Okay, events have forcefully intervened to make some other implications of the stolen 2000 election come to the fore, but if you're a music fan, one you've noticed for sure is that the Bush Administration, grateful to South Florida Cuban crypto-fascists, has restored strict embargo rules against Cuba. This has cut off the flow of music from Ry Cooder and his Buena Vista Social Club confreres.

It turns out, though, that there is one last outing, for the time being, at least. The Clinton Administration slipped a one-year embargo exemption for Cooder in among all those last-minute pardons -- remember them? -- and the result is a new album with Cooder and Cuban guitarist Manuel Galban.

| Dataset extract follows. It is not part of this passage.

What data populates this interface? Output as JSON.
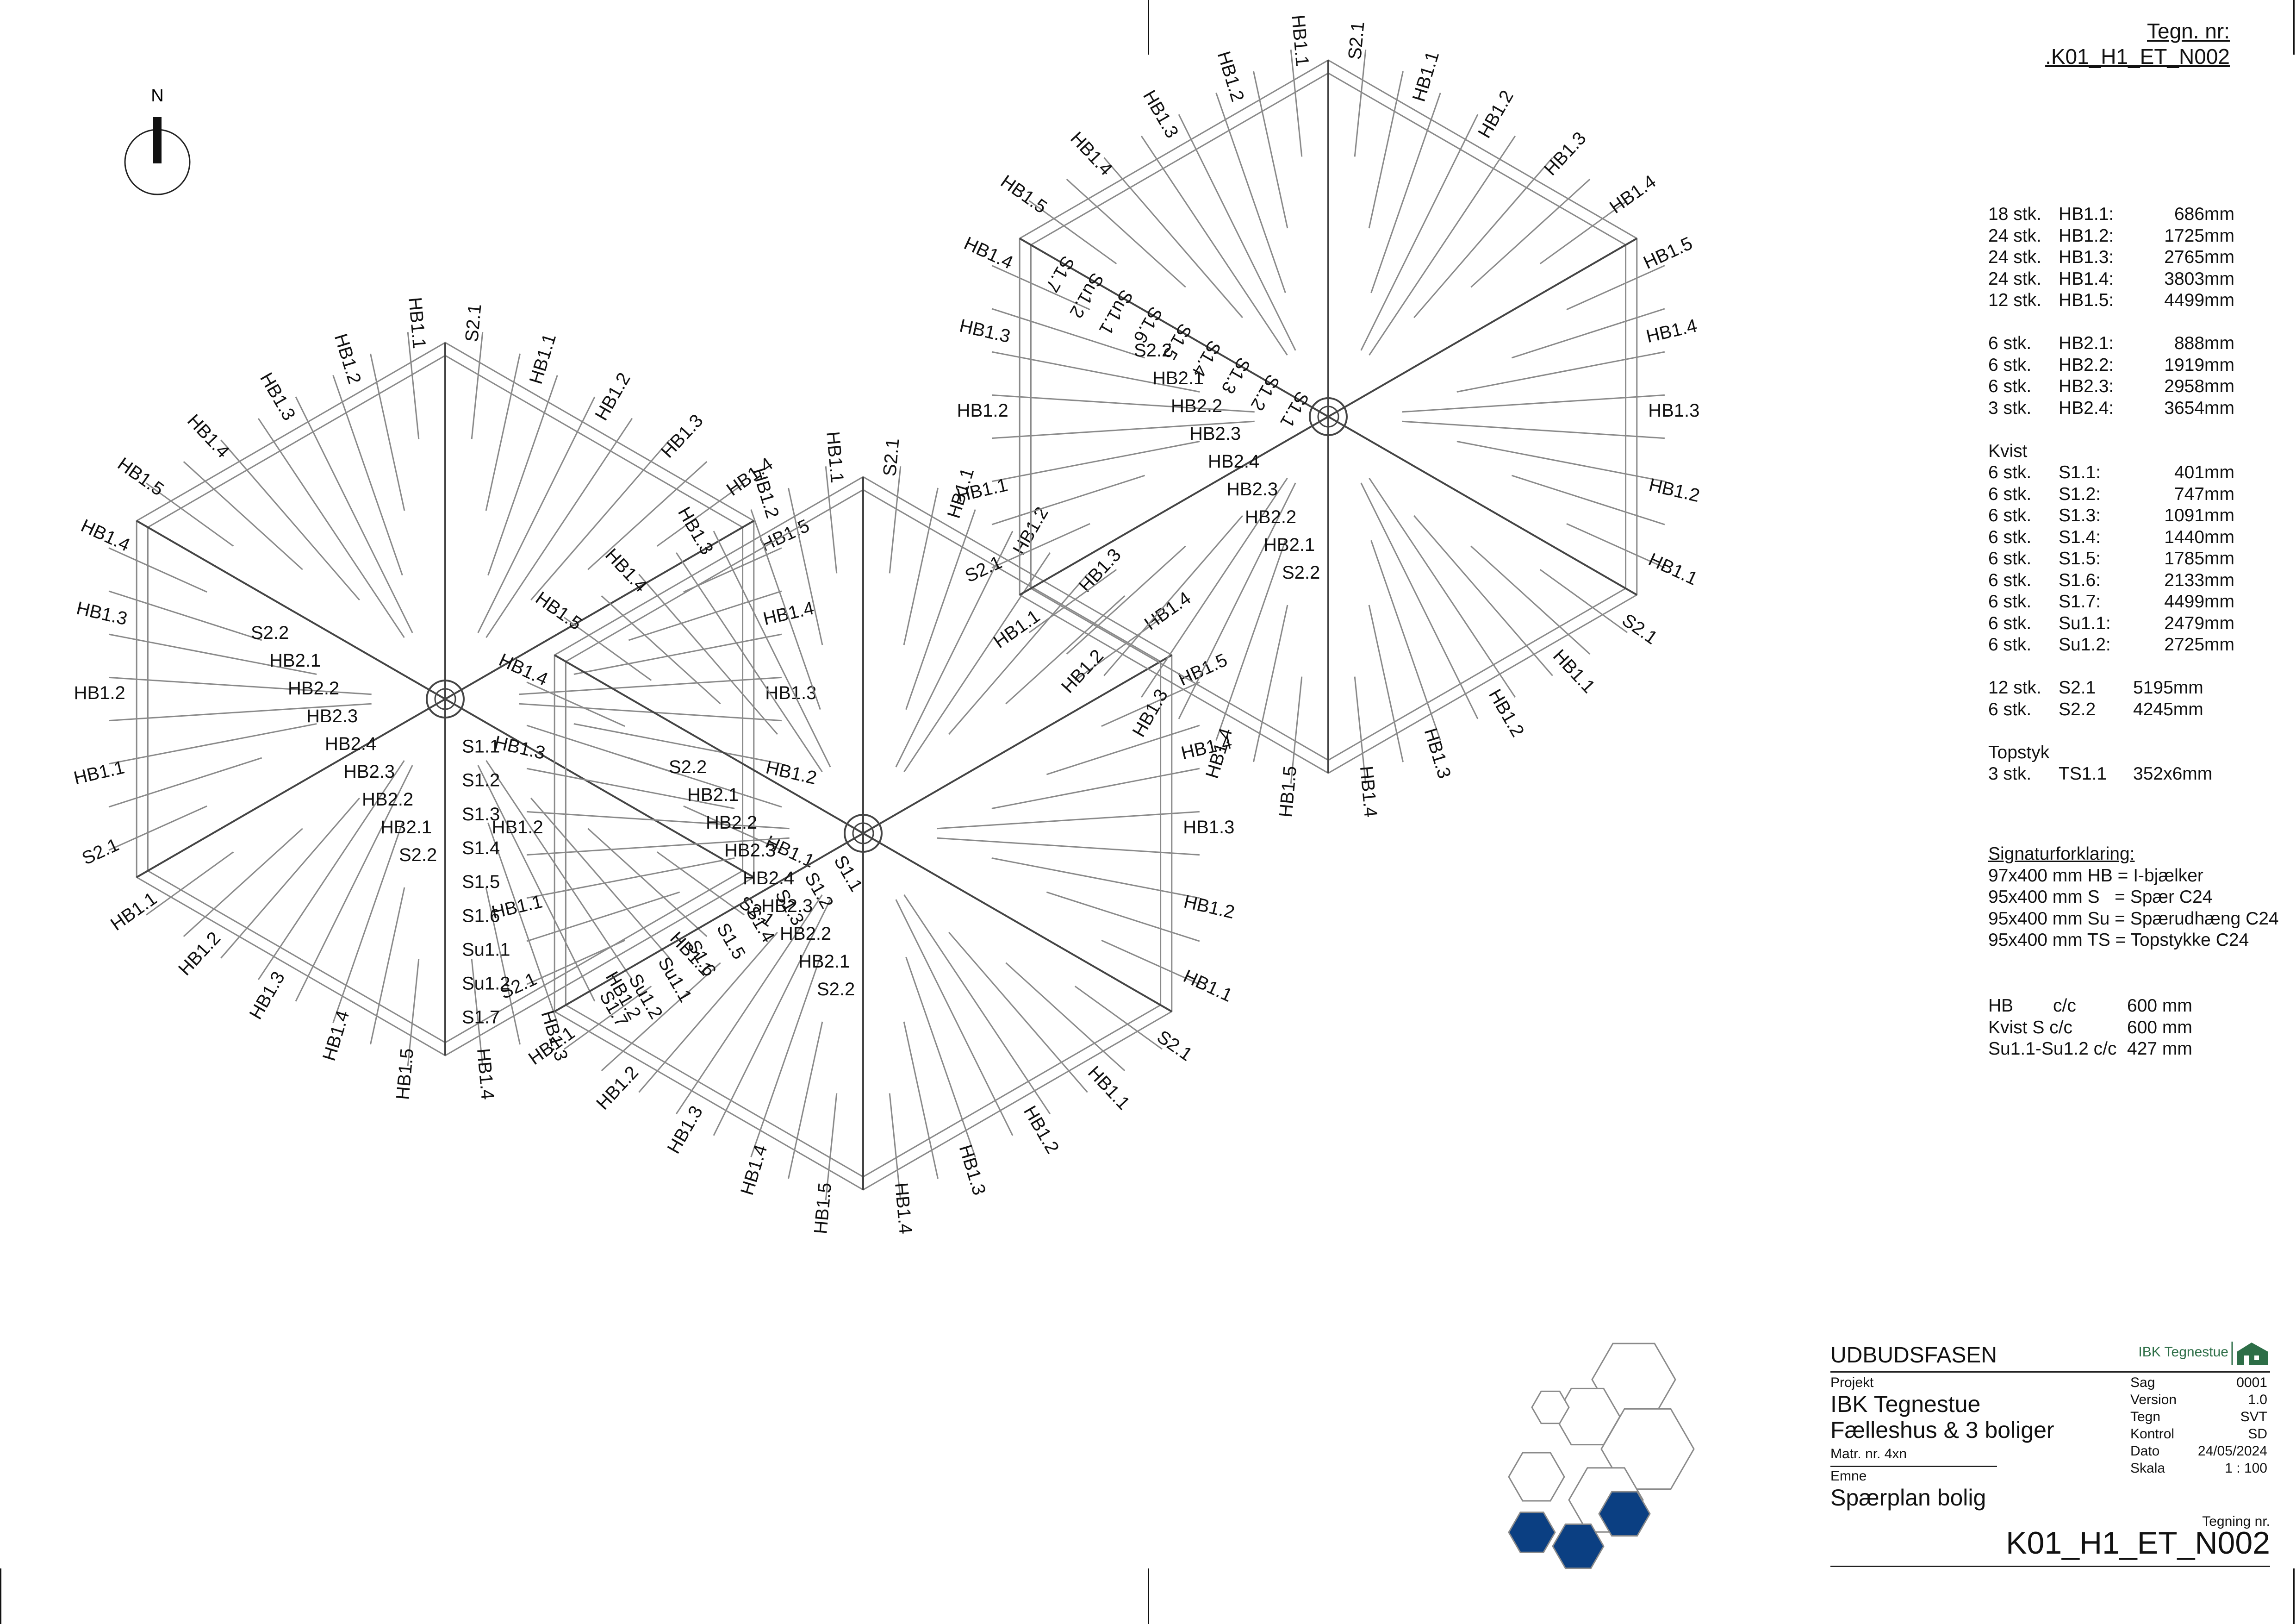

Galban is less traditional than previous Cuban Cooder collaborators, and the result is an album that hews to traditional Cuban song structures but sounds like it was recorded by an American rock band with ungodly talent. Cooder and Galban swap solos, interlocking and otherwise, pick on electric and slide guitars, and play with a very tight band that includes a great Cuban bassist, Orlando "Cachaito" Lopez, session drumming legend Jim Keltner, Cooder's percussionist son Joachim, a phalanx of Cuban percussionists, the occasional female vocalist or two, and even -- you're going to think I'm making this up -- Herb Alpert on the title track. Cooder himself also drops in on electric piano once.

Every single track is gorgeously recorded -- no mean feat in Cuba -- and sounds like the band is exactly where it needs to be. The album may disappoint you slightly if you're looking for something utterly roots-oriented, but as music that's alive and in the moment, this is the best album I've heard in the last six months.